Hello, everyone! welcome to the insight of data.
A data analyst gathers, organizes, and studies big sets of information. They figure out ways to use data to find answers to questions and solve problems.
Understanding the Role of a Data Analyst.
Before we dive into the roadmap, let’s understand what a Data analyst does. In a Data science project, the data analyst plays a crucial role in the initial stages. They are involved in requirement gathering, analyzing data, creating reports, and providing valuable insights to stakeholders. The entire process involves collaboration with domain experts, business analysts, and other teams.
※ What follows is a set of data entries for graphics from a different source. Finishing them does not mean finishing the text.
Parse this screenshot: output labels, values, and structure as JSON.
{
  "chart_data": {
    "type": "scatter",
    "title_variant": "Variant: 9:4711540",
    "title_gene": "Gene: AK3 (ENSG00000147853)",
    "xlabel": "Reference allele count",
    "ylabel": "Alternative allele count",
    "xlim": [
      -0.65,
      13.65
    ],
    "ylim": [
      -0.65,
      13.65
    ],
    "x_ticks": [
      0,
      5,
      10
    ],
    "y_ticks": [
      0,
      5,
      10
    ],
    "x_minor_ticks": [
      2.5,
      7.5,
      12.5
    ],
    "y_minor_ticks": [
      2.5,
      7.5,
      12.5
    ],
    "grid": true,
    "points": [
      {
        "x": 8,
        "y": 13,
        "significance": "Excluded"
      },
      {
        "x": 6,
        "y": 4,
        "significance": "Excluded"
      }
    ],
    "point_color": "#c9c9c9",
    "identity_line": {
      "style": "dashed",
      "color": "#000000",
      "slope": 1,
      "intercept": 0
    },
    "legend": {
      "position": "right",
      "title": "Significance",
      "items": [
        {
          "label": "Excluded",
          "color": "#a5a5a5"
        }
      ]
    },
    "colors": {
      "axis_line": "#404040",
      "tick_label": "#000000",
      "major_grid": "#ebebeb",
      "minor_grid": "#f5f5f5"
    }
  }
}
Skills to become Data Analyst :
1. Python Programming Language
Python is a popular general-purpose programming language. It is used in web development, desktop applications, Data science, machine learning, and many other fields. Fortunately for beginners, Python has a simple, easy-to-use syntax. This makes Python a great language to learn for beginners.
2. Databases (SQL)
SQL (Structured Query Language) is a powerful and essential tool used for querying and manipulating data stored in relational databases. Data analysts leverage SQL to extract valuable insights, perform calculations, and transform raw data into a more meaningful and structured format.
3. Google Sheet and Excel
Google sheet and Excel is a widely used spreadsheet software that plays a significant role in data analysis. It provides a user-friendly interface and a range of tools that make it accessible to users with varying levels of expertise. they both are versatile tool for managing, organizing, and analyzing data.
3. Business Intelligence with Power BI.
Power BI is a business analytics tool developed by Microsoft that provides interactive visualizations and business intelligence capabilities with an interface simple enough for end-users to create their reports and dashboards. It is part of the Microsoft Power Platform, which includes Power Apps, Power Automate, and Power Virtual Agents. There are various other BI tool like Tableau, QLIK, etc.
Conclusion
By following this roadmap diligently, you’ll equip yourself with the necessary skills to become a proficient data analyst in 2024. Remember, consistent practice and hands-on experience are key to mastering these concepts.